聖書にはいろいろな場面で子供が登場しますが、2000年前の子どもの命を取り巻く状況は現代の私たちとは大きく違いました。ニコニコしてかわいくて、純粋な存在であるよりも、まず「最も弱い存在」でした。子どもは社会の中で肉体的にも、社会的な地位の上でも、最も弱い存在、最も小さい存在でした。現代において子どもの環境は大きく変わりましたが、弱くて、小さな存在を受け入れることは、なお私たちに必要とされていることです。
平塚教会が弱くて小さな存在、子供たちを受け入れる具体的な働きが「子どもプロジェクト」です。教会は弱い存在を特別に受け入れる場所です。教会は大きくなくていい、小さくていいのです。教会は強くなくていい、弱くていいのです。なぜなら弱くて小さい人たちが集まる場所だからです。教会は、弱くて小さくて、神様の助けが必要と思う人の集まりです。誰かの助けと祈りが無くては生きていけない、子どものような集まりです。だから私は思います。教会には弱い人が集まれ。教会には小さい人集まれ。教会には差別されている人集まれ。教会には居場所無い人集まれ。
そして教会が「この子どもを受け入れなさい」という言葉を聞くとき、外側への関わりだけではなく、私たちの内側にも向き合わされます。それは教会の中で、集うお互いの弱さを受け入れなければいけないということです。他者の弱さを受け入れていく、そしてもちろん自分も、強がらないで弱さを正直に表し、受け入れてもらわなければいけないのです。

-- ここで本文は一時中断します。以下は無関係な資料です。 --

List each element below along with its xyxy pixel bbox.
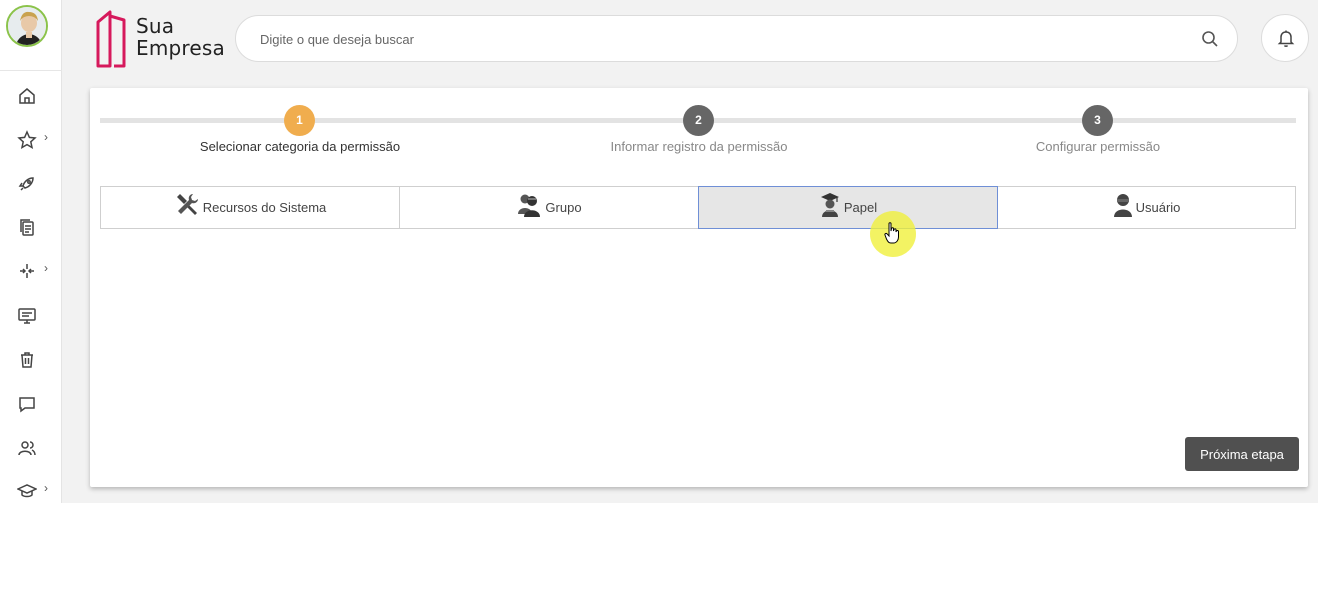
users-icon [18,441,36,456]
arrows-icon [20,264,34,278]
step-1-label: Selecionar categoria da permissão [199,139,401,154]
home-icon [19,88,35,104]
step-2-indicator: 2 [683,105,714,136]
category-option-label: Recursos do Sistema [202,200,327,215]
brand-name-line1: Sua [136,14,175,38]
user-icon [1113,193,1132,217]
graduate-user-icon [820,192,839,217]
search-icon[interactable] [1201,30,1219,48]
chevron-right-icon: › [44,481,48,495]
sidebar-item-favorites[interactable]: › [0,124,62,154]
trash-icon [21,352,33,368]
brand-name-line2: Empresa [136,36,225,60]
chevron-right-icon: › [44,130,48,144]
category-option-role[interactable]: Papel [698,186,998,229]
category-option-label: Grupo [545,200,582,215]
group-icon [518,194,541,217]
category-option-label: Papel [843,200,878,215]
bell-icon [1277,30,1295,47]
sidebar-item-users[interactable] [0,432,62,462]
sidebar-item-launch[interactable] [0,168,62,198]
documents-icon [20,219,34,236]
tools-icon [176,193,198,215]
monitor-icon [18,308,36,324]
sidebar-item-trash[interactable] [0,344,62,374]
building-logo-icon [96,10,126,68]
sidebar-item-home[interactable] [0,80,62,110]
category-option-label: Usuário [1135,200,1181,215]
search-input[interactable] [260,28,1180,50]
step-3-indicator: 3 [1082,105,1113,136]
category-option-group[interactable]: Grupo [399,186,699,229]
permission-wizard-card: 1 Selecionar categoria da permissão 2 In… [90,88,1308,487]
next-step-button[interactable]: Próxima etapa [1185,437,1299,471]
brand-name: Sua Empresa [136,15,225,59]
chat-icon [19,397,35,413]
hand-pointer-icon [884,222,899,244]
sidebar-item-documents[interactable] [0,212,62,242]
category-option-system-resources[interactable]: Recursos do Sistema [100,186,400,229]
step-3-label: Configurar permissão [1035,139,1161,154]
rocket-icon [18,177,34,191]
sidebar-item-training[interactable]: › [0,475,62,505]
notifications-button[interactable] [1261,14,1309,62]
avatar[interactable] [6,5,48,47]
sidebar-divider [0,70,62,71]
permission-category-selector: Recursos do Sistema Grupo Papel Usuário [100,186,1298,229]
sidebar-item-monitor[interactable] [0,300,62,330]
step-2-label: Informar registro da permissão [610,139,788,154]
step-1-indicator: 1 [284,105,315,136]
graduation-cap-icon [17,484,37,498]
app-root: › › › Sua Empresa Digite o que deseja bu… [0,0,1318,503]
star-icon [17,130,37,149]
sidebar: › › › [0,0,62,503]
sidebar-item-messages[interactable] [0,388,62,418]
chevron-right-icon: › [44,261,48,275]
category-option-user[interactable]: Usuário [997,186,1296,229]
sidebar-item-integrations[interactable]: › [0,255,62,285]
search-bar [235,15,1238,62]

私たちは自分の弱さ、お互いの弱さを受け入れる、弱さを持った人を受け入れることが難しいと感じる時があります。しかし聖書は弱い者を受け入れることは、イエス様を受け入れること、そしてイエス様を受け入れるとは神様を受け入れることなのだと言います。
イエス様の十字架をよく見て下さい。それは勝利、強さではありません。神様の子どもが拷問されて死ぬ瞬間です。神様の子どもがもっとも弱い姿になられたのが十字架です。弱いまま、何もできないまま、死んでいきました。弱さと屈辱を受け入れて、死んでいったのです。なんと弱い姿でしょうか。みなさんは、こんな神様の姿を受け入れられるでしょうか?
弱い神の子の姿、十字架を受け入れることは本当に難しいのです。そして、私たちは子どもや他者や自分の弱さを受け入れるのも難しいのです。でも私たちは不思議な力によって、この神の弱さ、十字架を受け入れることが出来るようになります。そのときはじめて私たちは、小さな存在、お互いの弱さを受け入れられるようになるのです。
私たちは今日確認したいのです。なによりも神様が、弱さを受け入れるお方だということです。そして私たちは、神様の弱さを受け入れるとき、つまり十字架を受け入れる時、本当に弱き者、小さき者を受け入れることができる、他者の、自分の、弱さを受け入れることができるのです。